Мать и дочь пересели за столик у телевизора.
– Фломастеры, блокнот, телефон, – Наталья Анатольевна передала пакет Маше.
– Здесь как в аду, – почесывая синее от уколов запястье, Маша покосилась на шаркающих в коридоре.
– Может, индейку с пюре? – мать вынула из пакета пластиковый контейнер с желтой крышкой. – Еще теплые.
Маша опустила голову и уставилась на ногти, похожие на птичьи коготки. Кожа в основании ногтя большого пальца была содрана до мяса.
– Мне здесь становится только хуже.
– Хотя бы яблоко поешь. Тебе надо лучше питаться, – мать погладила Машу по плечу, взяла за руку и крепко сжала ее, словно удерживая от опрометчивого поступка.
Коридор вышаркал в холл длинного нескладного типа. Он плюхнулся на диван и, положив широкие обветренные кисти – лопаты на колени, уставился на Лукьянову и Машу, словно на экран телевизора. Маша вялым движением высвободила руку из рук матери.
– Мне, наверное, пора? – Наталья Анатольевна взглянула на часы в углу экрана смартфона и кивнула – Пора.
– Так сколько мне тут еще? – спросила Маша. – Ты можешь сказать: сколько?
Мать прижала к себе Машу, поцеловала в висок. Навалилась усталость, взяла за горло, сжала виски. Все-таки надо было через медсестру передать пакет.
12
Маша сидела за столом у зарешеченного окна и рисовала черной гелевой ручкой с игольчатым стержнем. Черная птица летела над тусклыми фонарями, мимо темных окон. У птицы были длинные лапы, похожие на пальцы старухи, заскорузлые, искривленные. В палате было душно. Хотелось разбежаться и если не выпрыгнуть в окно, то, как вариант, размозжить голову о железные прутья оконной решетки.
У стола вырос какой-то дядька. Морщинистое лицо смахивало на пропеченное яблоко. Поправив на носу очки, незнакомец уставился на Машин рисунок. Он стоял тихо-тихо, точно окаменел. Это нервировало. Маша старалась сосредоточиться на рисунке, забыть о незнакомце. Но это было невозможно. От старика так и веяло отвратным холодком, который рассыпался мурашками по телу. Маша резко обернулась и с досадой посмотрела на старика.
– Ты видишь то, чего другие не замечают, – старик улыбнулся, демонстрируя желтые зубы.
– Лучше бы я этого не видела, – процедила Маша.
– Ты понятия не имеешь, кто ты и что с тобой происходит, – старик посмотрел сквозь Машу в окно, за которым метались стрижи.
– И кто же я? – Маша машинально стала расковыривать заусенец на большом пальце.
– Лучше тебе не знать.
– А сам-то ты кто такой? – огрызнулась Маша, надеясь отделаться от старикана.

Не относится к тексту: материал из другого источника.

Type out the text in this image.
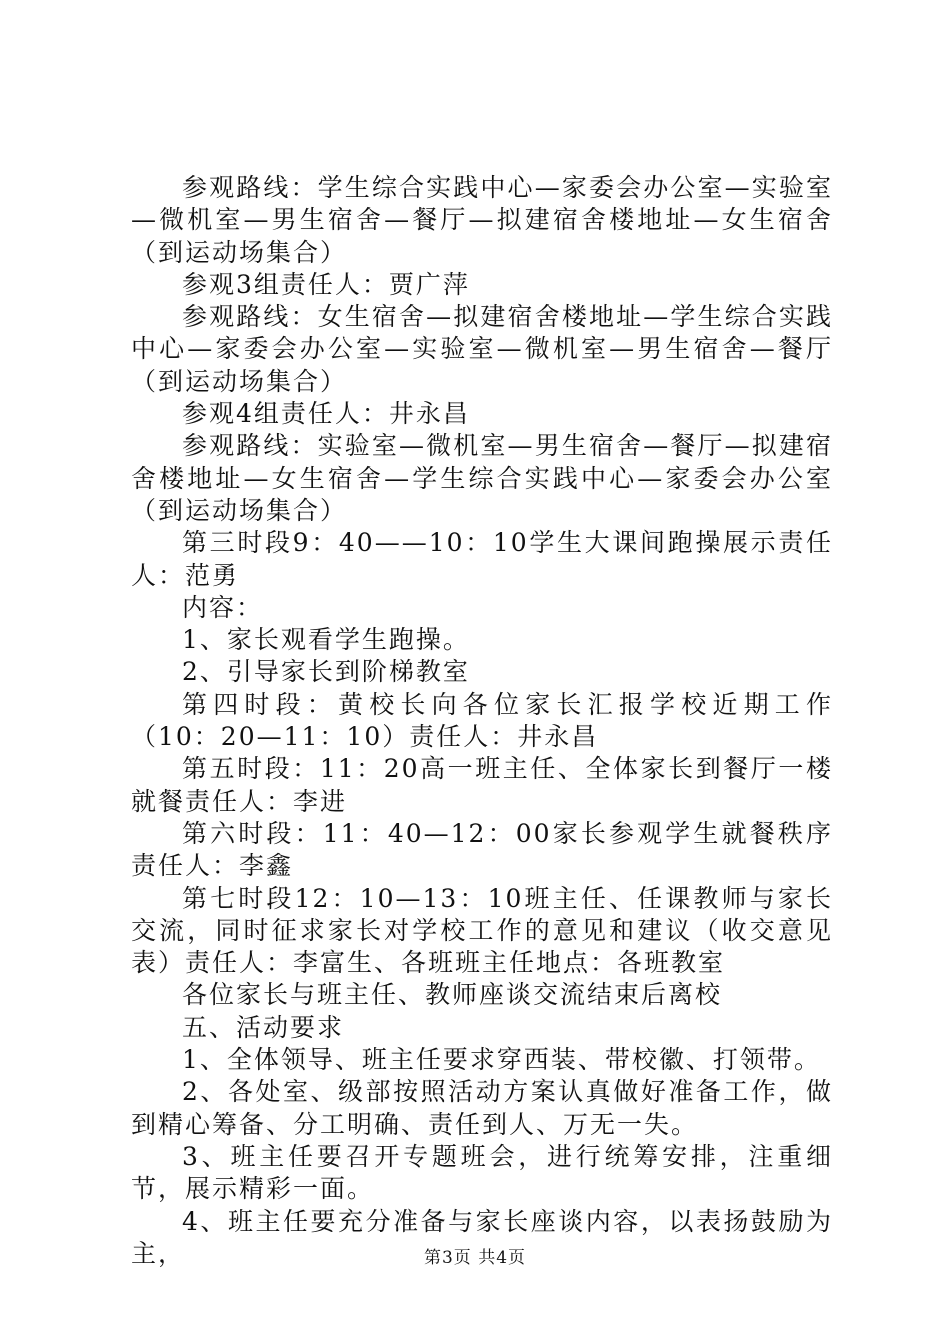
参观路线：学生综合实践中心—家委会办公室—实验室—微机室—男生宿舍—餐厅—拟建宿舍楼地址—女生宿舍（到运动场集合）

参观3组责任人：贾广萍

参观路线：女生宿舍—拟建宿舍楼地址—学生综合实践中心—家委会办公室—实验室—微机室—男生宿舍—餐厅（到运动场集合）

参观4组责任人：井永昌

参观路线：实验室—微机室—男生宿舍—餐厅—拟建宿舍楼地址—女生宿舍—学生综合实践中心—家委会办公室（到运动场集合）

第三时段9：40——10：10学生大课间跑操展示责任人：范勇

内容：

1、家长观看学生跑操。

2、引导家长到阶梯教室

第四时段：黄校长向各位家长汇报学校近期工作（10：20—11：10）责任人：井永昌

第五时段：11：20高一班主任、全体家长到餐厅一楼就餐责任人：李进

第六时段：11：40—12：00家长参观学生就餐秩序责任人：李鑫

第七时段12：10—13：10班主任、任课教师与家长交流，同时征求家长对学校工作的意见和建议（收交意见表）责任人：李富生、各班班主任地点：各班教室

各位家长与班主任、教师座谈交流结束后离校

五、活动要求

1、全体领导、班主任要求穿西装、带校徽、打领带。

2、各处室、级部按照活动方案认真做好准备工作，做到精心筹备、分工明确、责任到人、万无一失。

3、班主任要召开专题班会，进行统筹安排，注重细节，展示精彩一面。

4、班主任要充分准备与家长座谈内容，以表扬鼓励为主，	第3页 共4页
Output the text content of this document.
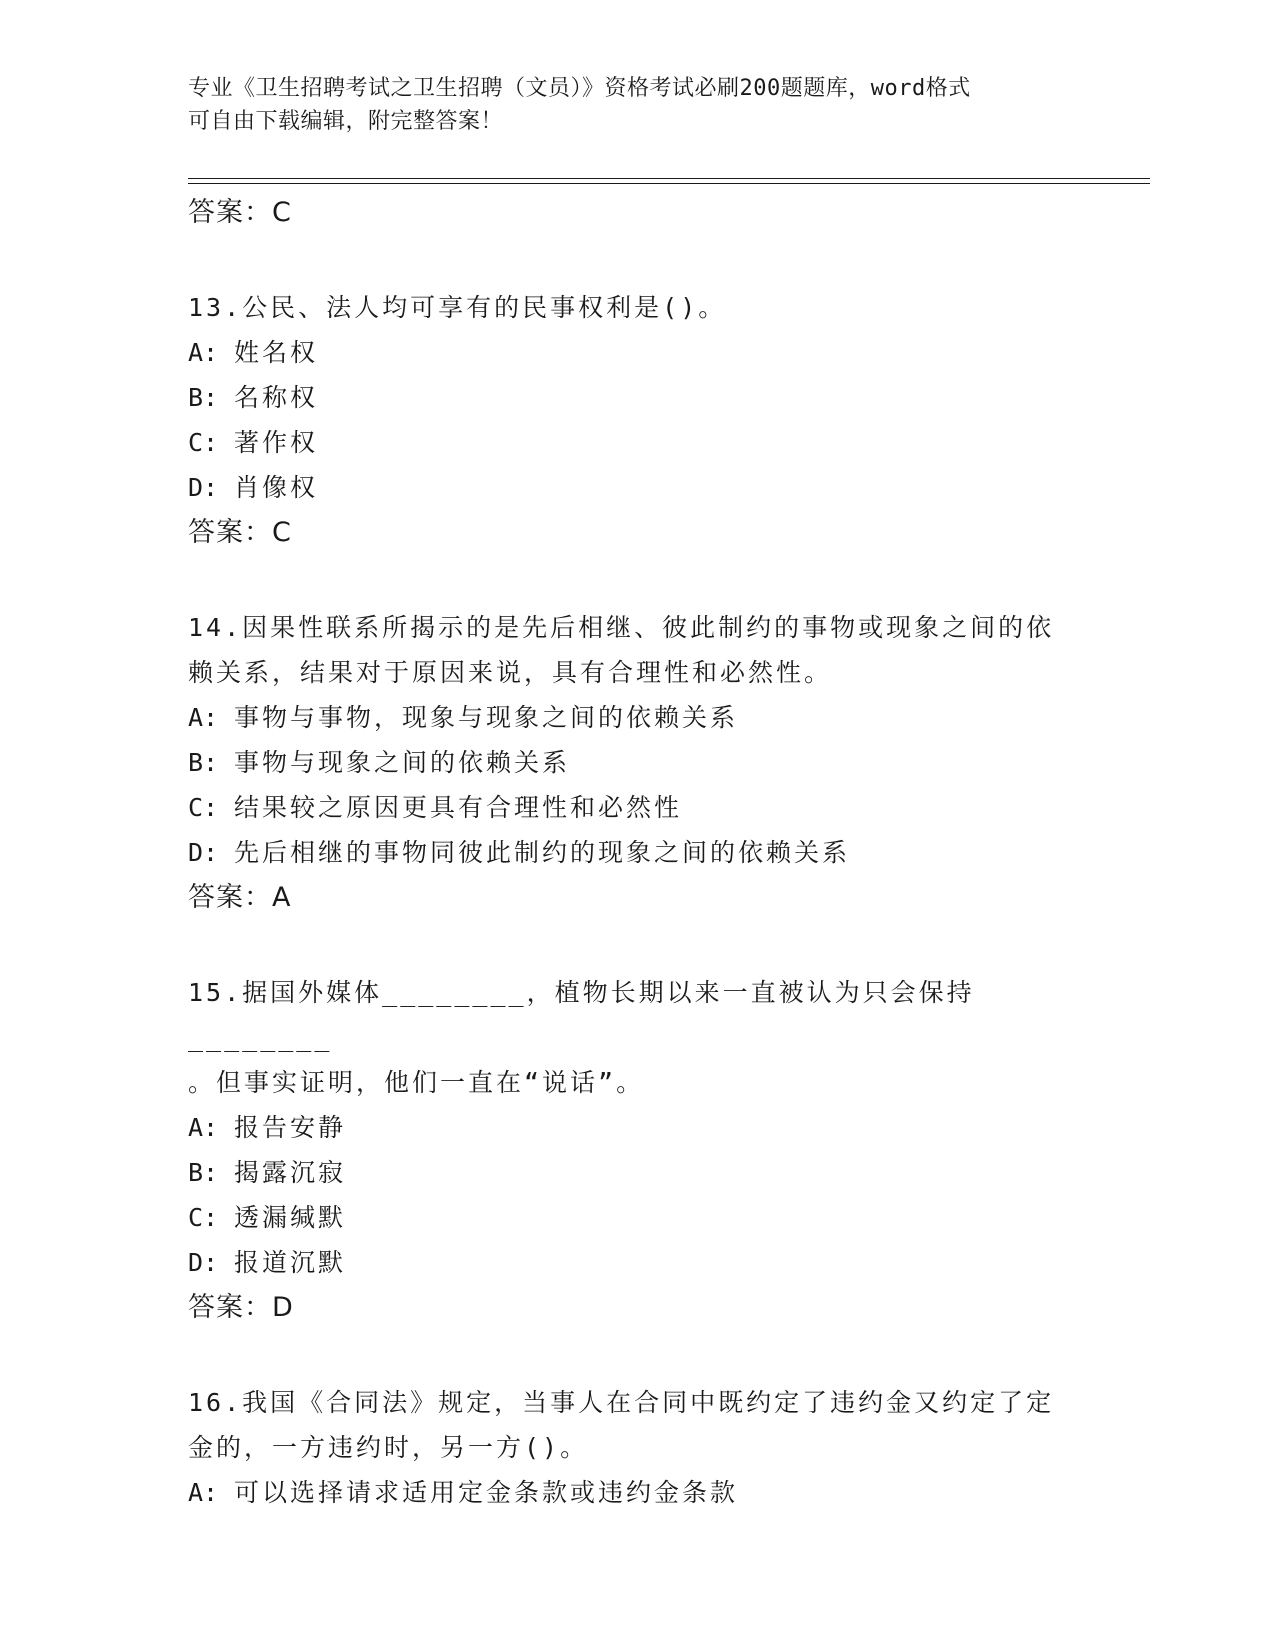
专业《卫生招聘考试之卫生招聘（文员）》资格考试必刷200题题库，word格式
可自由下载编辑，附完整答案！
答案：C
13.公民、法人均可享有的民事权利是()。
A: 姓名权
B: 名称权
C: 著作权
D: 肖像权
答案：C
14.因果性联系所揭示的是先后相继、彼此制约的事物或现象之间的依
赖关系，结果对于原因来说，具有合理性和必然性。
A: 事物与事物，现象与现象之间的依赖关系
B: 事物与现象之间的依赖关系
C: 结果较之原因更具有合理性和必然性
D: 先后相继的事物同彼此制约的现象之间的依赖关系
答案：A
15.据国外媒体________，植物长期以来一直被认为只会保持________
。但事实证明，他们一直在“说话”。
A: 报告安静
B: 揭露沉寂
C: 透漏缄默
D: 报道沉默
答案：D
16.我国《合同法》规定，当事人在合同中既约定了违约金又约定了定
金的，一方违约时，另一方()。
A: 可以选择请求适用定金条款或违约金条款
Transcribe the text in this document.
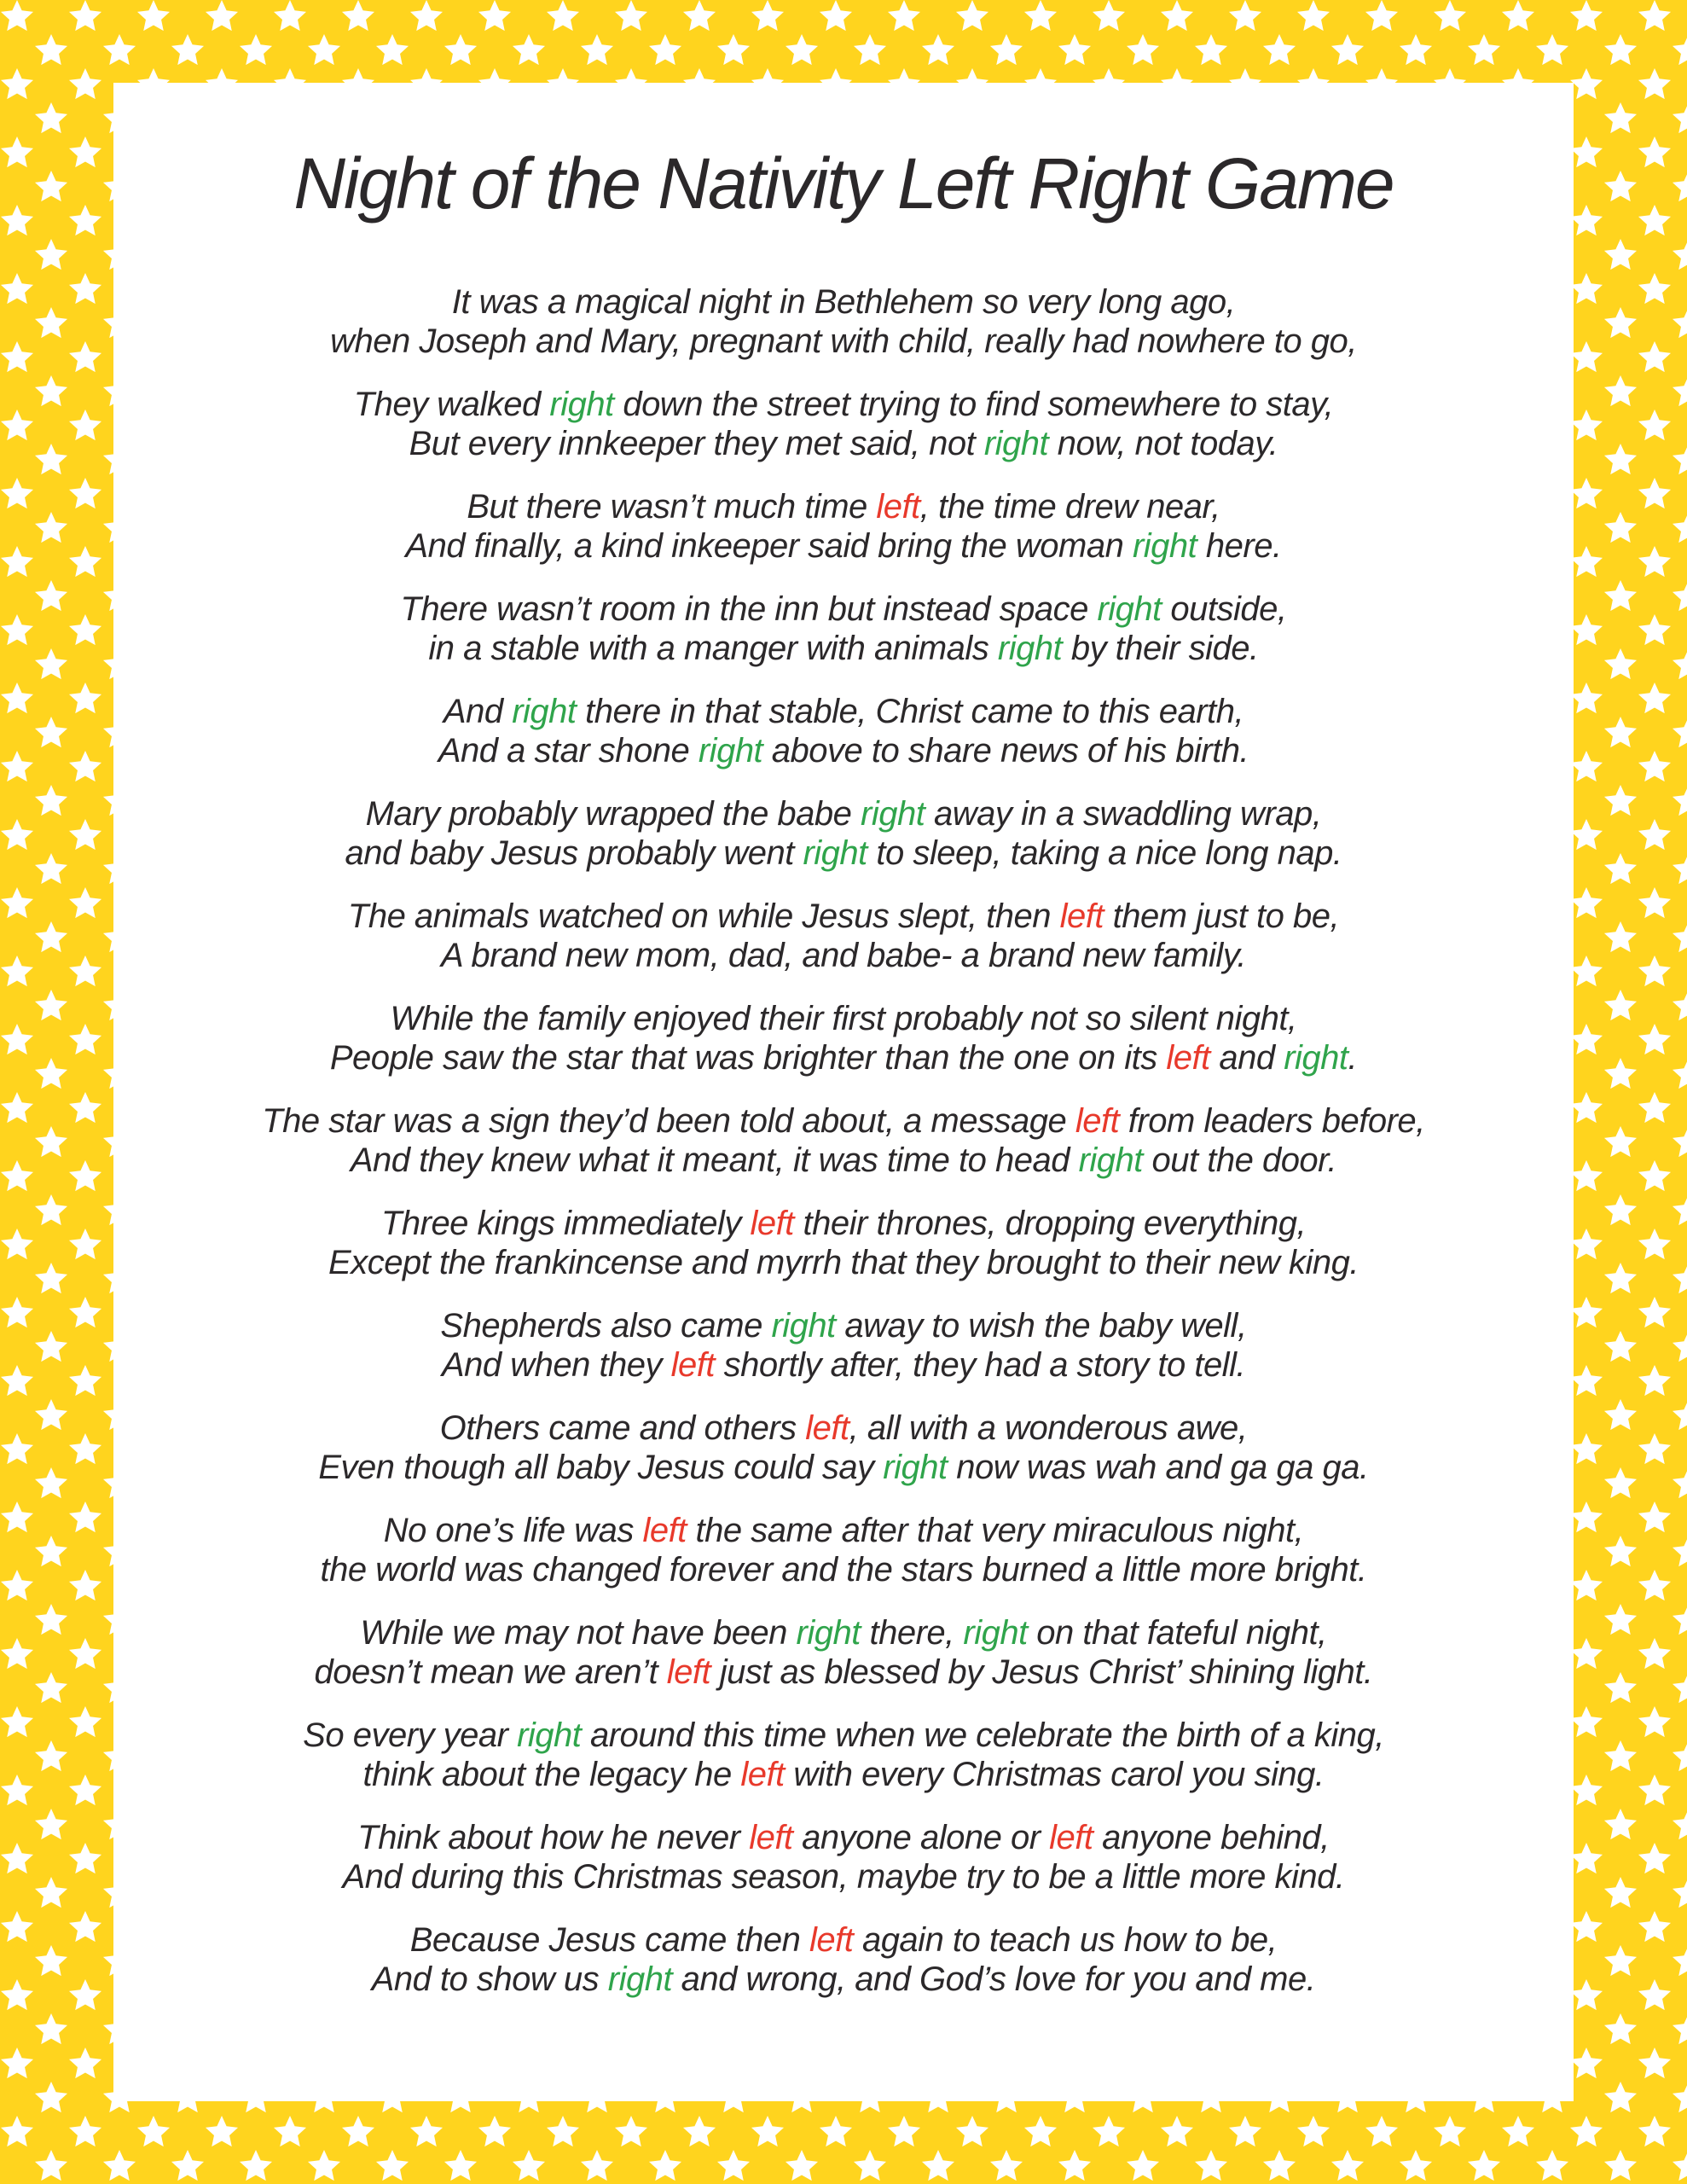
Night of the Nativity Left Right Game
It was a magical night in Bethlehem so very long ago,
when Joseph and Mary, pregnant with child, really had nowhere to go,
They walked right down the street trying to find somewhere to stay,
But every innkeeper they met said, not right now, not today.
But there wasn’t much time left, the time drew near,
And finally, a kind inkeeper said bring the woman right here.
There wasn’t room in the inn but instead space right outside,
in a stable with a manger with animals right by their side.
And right there in that stable, Christ came to this earth,
And a star shone right above to share news of his birth.
Mary probably wrapped the babe right away in a swaddling wrap,
and baby Jesus probably went right to sleep, taking a nice long nap.
The animals watched on while Jesus slept, then left them just to be,
A brand new mom, dad, and babe- a brand new family.
While the family enjoyed their first probably not so silent night,
People saw the star that was brighter than the one on its left and right.
The star was a sign they’d been told about, a message left from leaders before,
And they knew what it meant, it was time to head right out the door.
Three kings immediately left their thrones, dropping everything,
Except the frankincense and myrrh that they brought to their new king.
Shepherds also came right away to wish the baby well,
And when they left shortly after, they had a story to tell.
Others came and others left, all with a wonderous awe,
Even though all baby Jesus could say right now was wah and ga ga ga.
No one’s life was left the same after that very miraculous night,
the world was changed forever and the stars burned a little more bright.
While we may not have been right there, right on that fateful night,
doesn’t mean we aren’t left just as blessed by Jesus Christ’ shining light.
So every year right around this time when we celebrate the birth of a king,
think about the legacy he left with every Christmas carol you sing.
Think about how he never left anyone alone or left anyone behind,
And during this Christmas season, maybe try to be a little more kind.
Because Jesus came then left again to teach us how to be,
And to show us right and wrong, and God’s love for you and me.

– Половин Олег Викторович, торговец подержанными демонами, – с добродушной улыбкой проговорил старик. – Могу продать парочку по цене одного.
Клоун ты подержанный, вот ты кто, – подумала про себя Маша, с глухим раздражением глядя, как старик взял ее блокнот и стал медленно перелистывать, внимательно разглядывая рисунки. Маша хотела вырвать из морщинистых в пигментных пятнах рук блокнот, но ее охватила апатия, словно все происходящее ее не касалось, словно она смотрела фильм-сон в духе Дэвида Линча. Пусть глядит, мне то что, – подумала Маша, косясь на старика.
– Ну и попала же ты в переплет, – заметил старик. – Наверняка, спрашиваешь себя: как из этого переплета выбраться?
Маша посмотрела на старика.
– И как же выбраться?
– Это тебе решать… В любом случае прежнего не воротишь. – Положив блокнот на стол, Половин поправил на носу очки. – Судя по твоим рисункам, мы с тобой одного поля ягоды, – он уставился на Машу. Она поежилась от пронизывающего взгляда. – Можно тебе кое в чем признаться? – Маша пожала плечами. – Я хочу убить его, – раздался голос из неподвижного закрытого рта, стянутого сеткой морщин. Маша вздрогнула, невольно отстраняясь, не веря своим ушам. – Да, да. Надо убить Сморыго, – отчетливей некуда раздалось из чрева старика.